В этот раз я оказался подготовлен к яростному смерчу и со всей силой вцепился в колонну, чтобы не улететь.
– Внимайте все. – Зевс понижает голос до шепота, еще более ужасного в своей силе. – Любой, кто поможет ахейцам или троянцам, как я наблюдал в этом месяце, окажись это бог или богиня, не избежит суровой кары: возвратится с долин Илиона под ударами громов и молний и с вечным позором будет изгнан с Олимпа. Дерзнете не повиноваться – и познаете, как глубока и прожорлива черная бездна Тартара, разверстая в пространстве и времени на половину Вселенной.

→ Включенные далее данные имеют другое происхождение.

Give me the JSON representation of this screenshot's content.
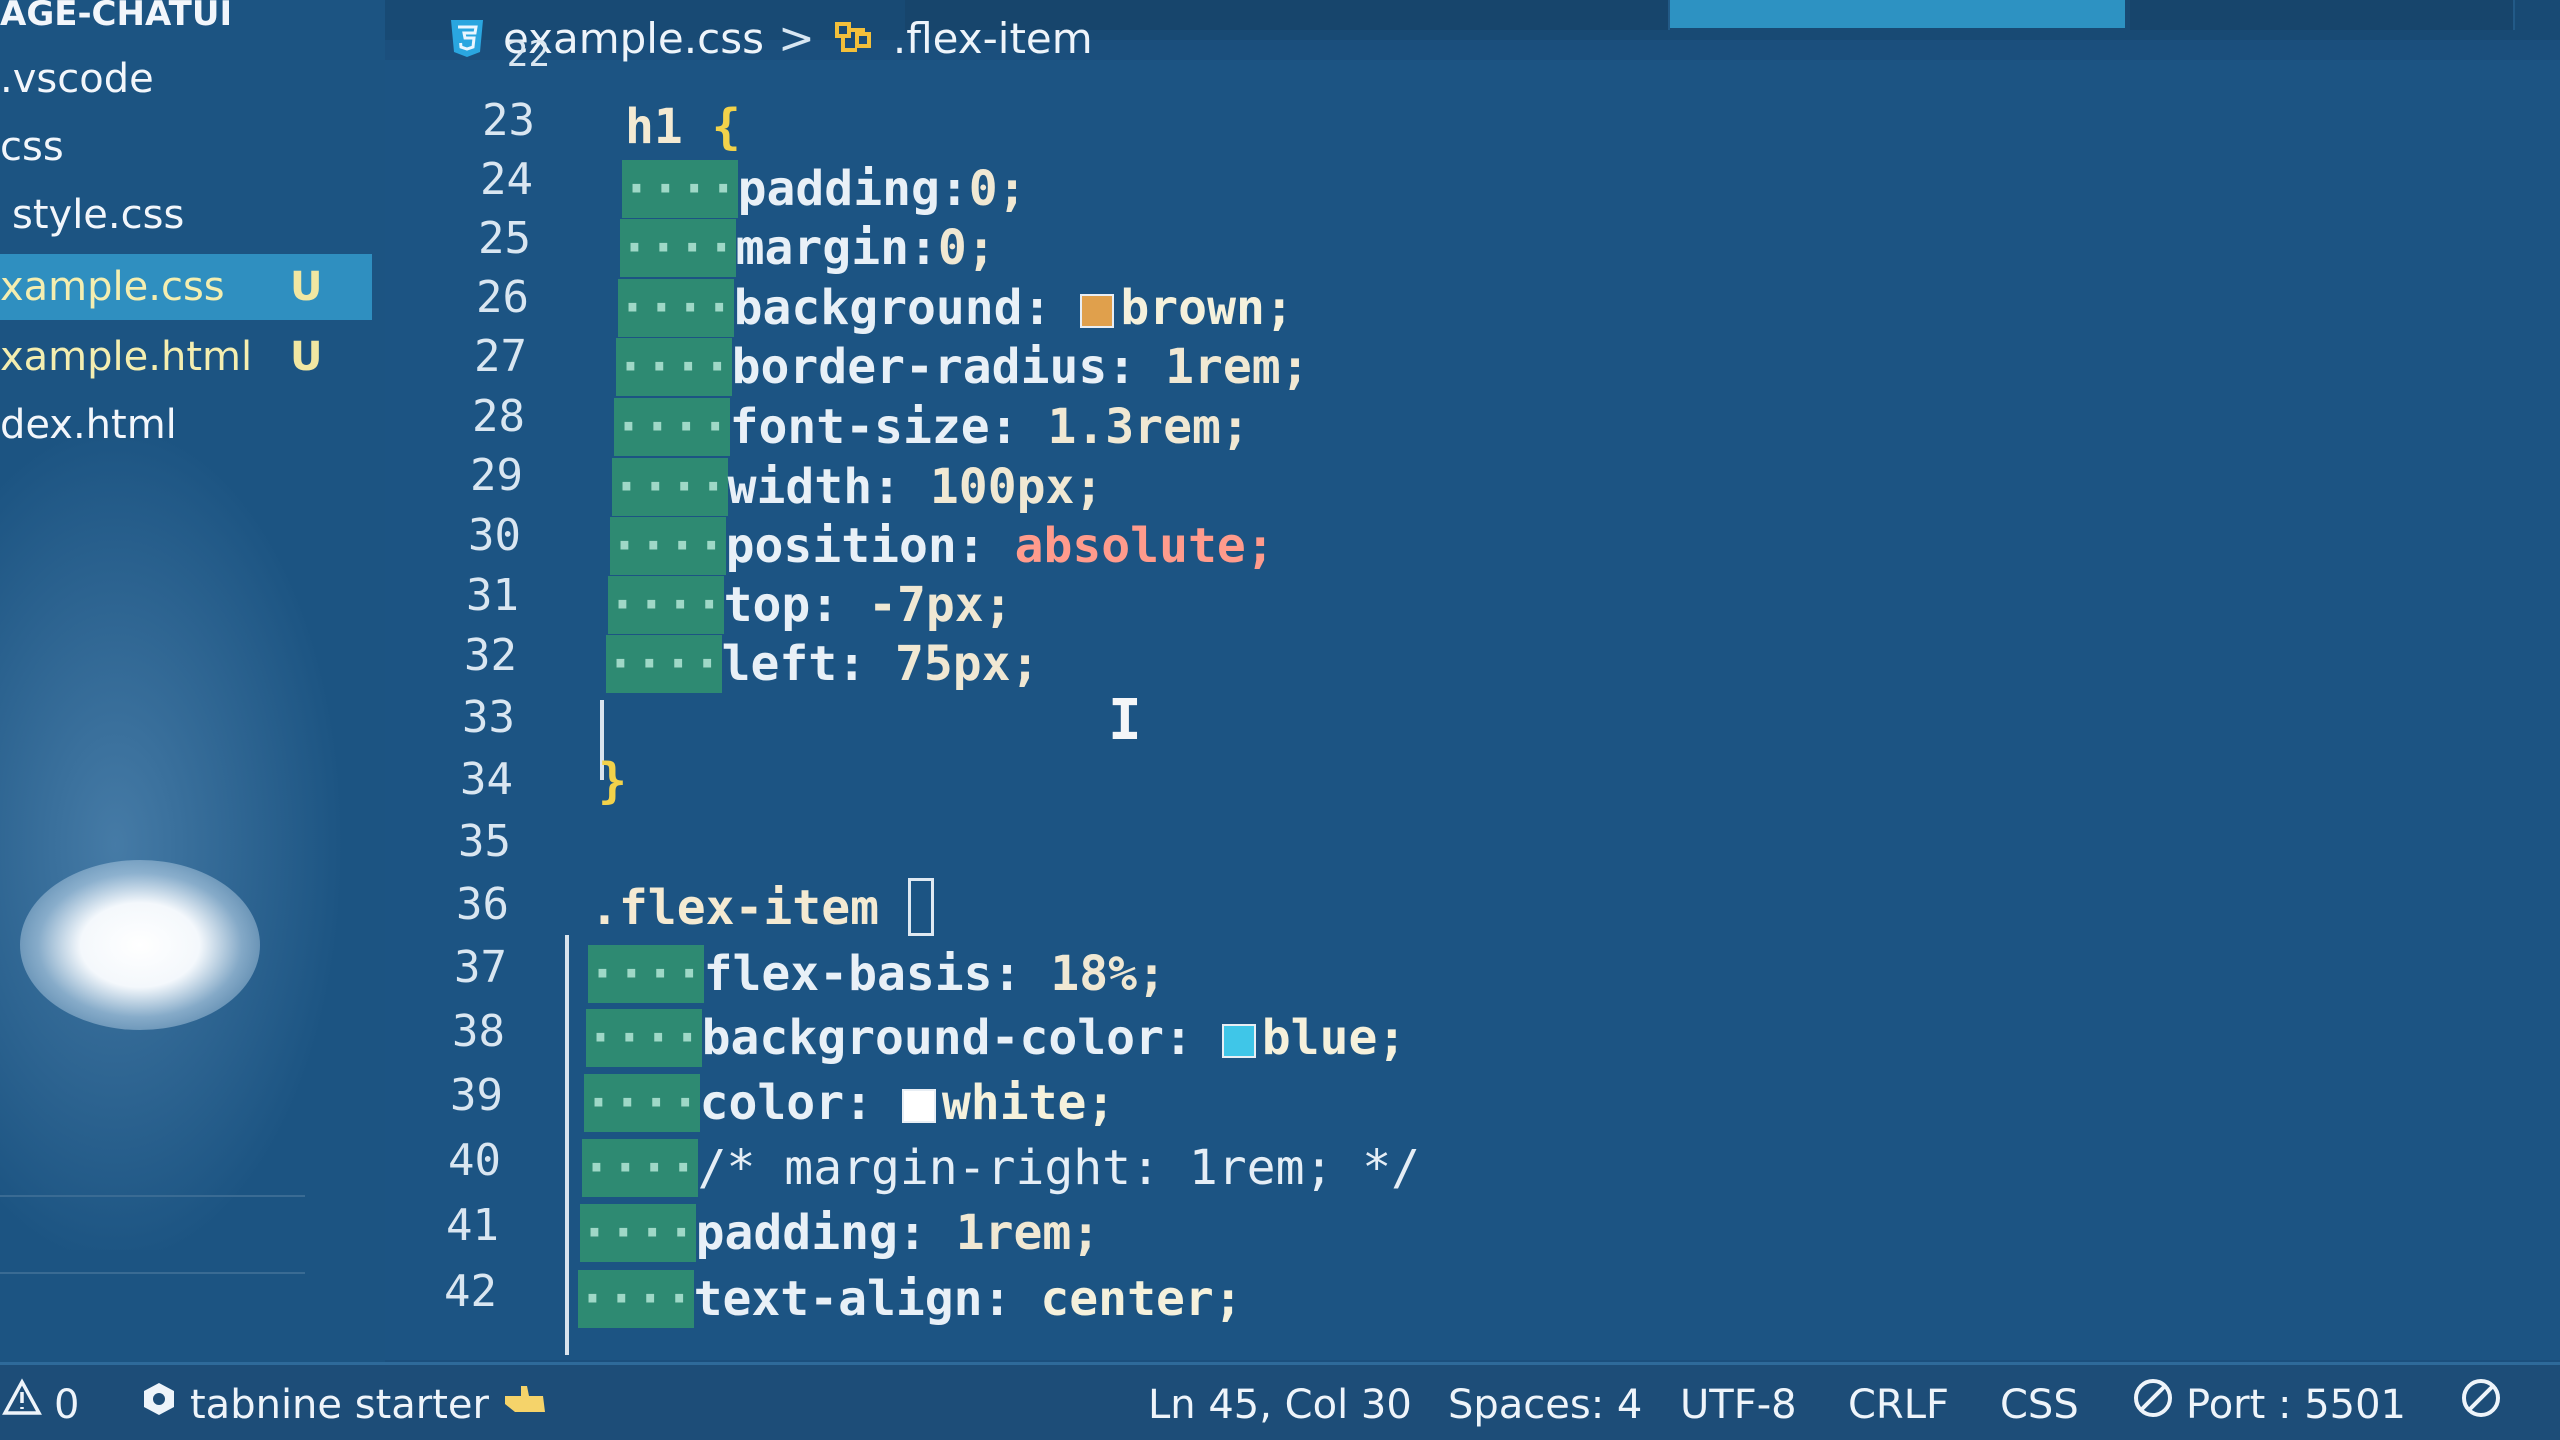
{
  "sidebar": {
    "header": "AGE-CHATUI",
    "items": [
      {
        "label": ".vscode",
        "status": ""
      },
      {
        "label": "css",
        "status": ""
      },
      {
        "label": "style.css",
        "status": ""
      },
      {
        "label": "xample.css",
        "status": "U",
        "selected": true
      },
      {
        "label": "xample.html",
        "status": "U"
      },
      {
        "label": "dex.html",
        "status": ""
      }
    ]
  },
  "breadcrumb": {
    "file": "example.css",
    "separator": ">",
    "symbol": ".flex-item",
    "file_icon": "css3-icon",
    "symbol_icon": "symbol-class-icon"
  },
  "editor": {
    "line_numbers": [
      "22",
      "23",
      "24",
      "25",
      "26",
      "27",
      "28",
      "29",
      "30",
      "31",
      "32",
      "33",
      "34",
      "35",
      "36",
      "37",
      "38",
      "39",
      "40",
      "41",
      "42"
    ],
    "indent_glyph": "····",
    "lines": {
      "l23": {
        "selector": "h1",
        "brace": "{"
      },
      "l24": {
        "prop": "padding:",
        "val": "0;"
      },
      "l25": {
        "prop": "margin:",
        "val": "0;"
      },
      "l26": {
        "prop": "background: ",
        "val": "brown;",
        "swatch": "#e0a04c"
      },
      "l27": {
        "prop": "border-radius: ",
        "val": "1rem;"
      },
      "l28": {
        "prop": "font-size: ",
        "val": "1.3rem;"
      },
      "l29": {
        "prop": "width: ",
        "val": "100px;"
      },
      "l30": {
        "prop": "position: ",
        "val": "absolute;"
      },
      "l31": {
        "prop": "top: ",
        "val": "-7px;"
      },
      "l32": {
        "prop": "left: ",
        "val": "75px;"
      },
      "l34": {
        "brace": "}"
      },
      "l36": {
        "selector": ".flex-item "
      },
      "l37": {
        "prop": "flex-basis: ",
        "val": "18%;"
      },
      "l38": {
        "prop": "background-color: ",
        "val": "blue;",
        "swatch": "#3fc6e8"
      },
      "l39": {
        "prop": "color: ",
        "val": "white;",
        "swatch": "#ffffff"
      },
      "l40": {
        "comment": "/* margin-right: 1rem; */"
      },
      "l41": {
        "prop": "padding: ",
        "val": "1rem;"
      },
      "l42": {
        "prop": "text-align: ",
        "val": "center;"
      }
    }
  },
  "statusbar": {
    "problems_count": "0",
    "tabnine": "tabnine starter",
    "cursor_pos": "Ln 45, Col 30",
    "spaces": "Spaces: 4",
    "encoding": "UTF-8",
    "eol": "CRLF",
    "language": "CSS",
    "port": "Port : 5501"
  },
  "colors": {
    "editor_bg": "#1c5483",
    "selection": "#2f8fc0",
    "indent_guide": "#2e8a72",
    "keyword_value": "#ff9b8c"
  }
}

В течение этой речи голографический омут начинает кипеть, бурлить, чернеет как смоль и наконец превращается в нечто совсем иное. Четвероугольный ров размером с десяток олимпийских бассейнов, только составленных встык и наполненных клокочущей нефтью, со страшным шумом исчезает. В полу зияет отверстие, точнее, ход в какое-то мрачное, безумно глубокое, полыхающее зловещим пламенем место. Из пропасти вырываются волны удушливого запаха серы, и боги с богинями отшатываются подальше от края.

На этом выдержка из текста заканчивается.